お城を出てようやく一息ついた。
 とはいってもまだ完全には気は抜けない。
 なんたって今は王家の馬車の中だし。王族だけが使う馬車で送迎してもらえるのも、公爵令嬢だからこその待遇ってわけ。

(家に着くまでが遠足ってことで……)

 淑女らしく姿勢を正す。おとなしく流れる景色を眺めていたら。

「きゃあっ」

 ななな何ごとっ。
 いきなり左右に大きく揺れて、そのまま馬車が急停止した。
 危うく座席から転げ落ちるとこだったじゃんっ。

「モッリ公爵令嬢様! お怪我はございませんか!?」

 慌てて確認に来た御者のおじさん、めっちゃ青ざめた顔してる。王子の客人を怪我させたとあっちゃ、責任問題になりかねないもんね。
 昔のハナコなら大激怒だったかもしれないけど。生まれ変わった新生ハナコとして、ここは大人の対応をしておこう。

「わたくしは問題ないわ。一体何があったと言うの?」
「申し訳ございません、何者かが突然、道の中央に転移魔法を使って現れたもので……」
「転移魔法で? まさかぶつかったの?」
「いえ、寸前でどうにか回避できました。
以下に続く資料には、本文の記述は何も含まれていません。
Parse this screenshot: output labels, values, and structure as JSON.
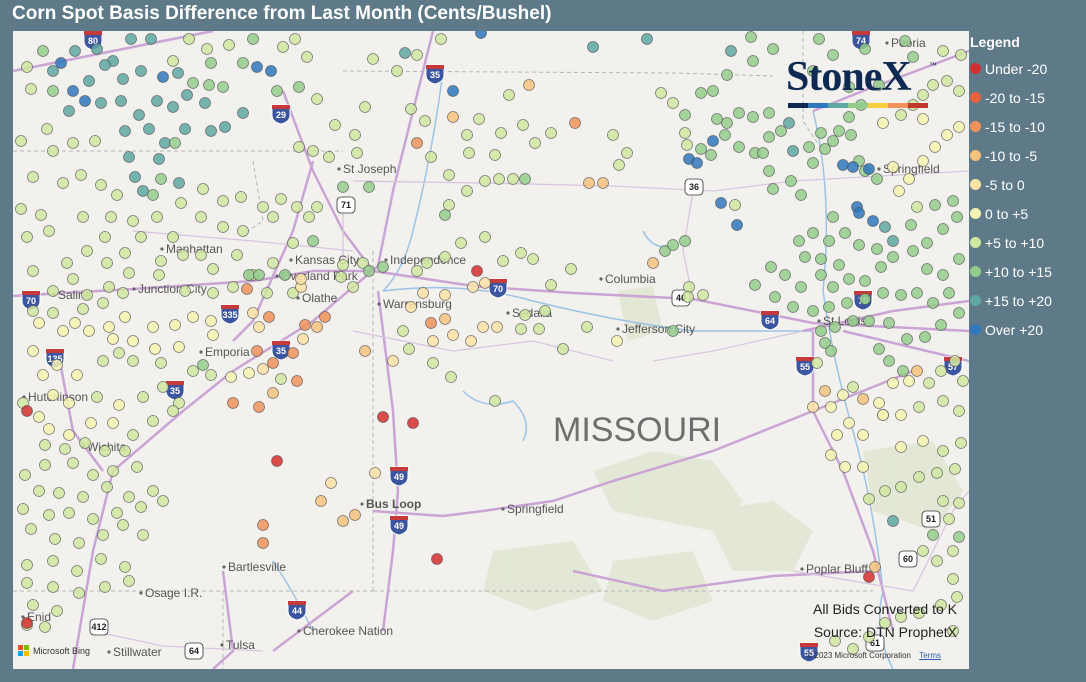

そのせいで乱暴な止め方になったこと、深くお詫び申し上げます」
「謝罪など不要よ。むしろきちんと()けてくれたこと、礼を言うわ。シュン王子殿下にもそう伝えておくから安心なさい」

 上から目線な物言いでごめんなさい。そう思ったんだけど。
 御者のおじさんは感動で目が潤んでる。よっぽど処罰が怖かったんかな。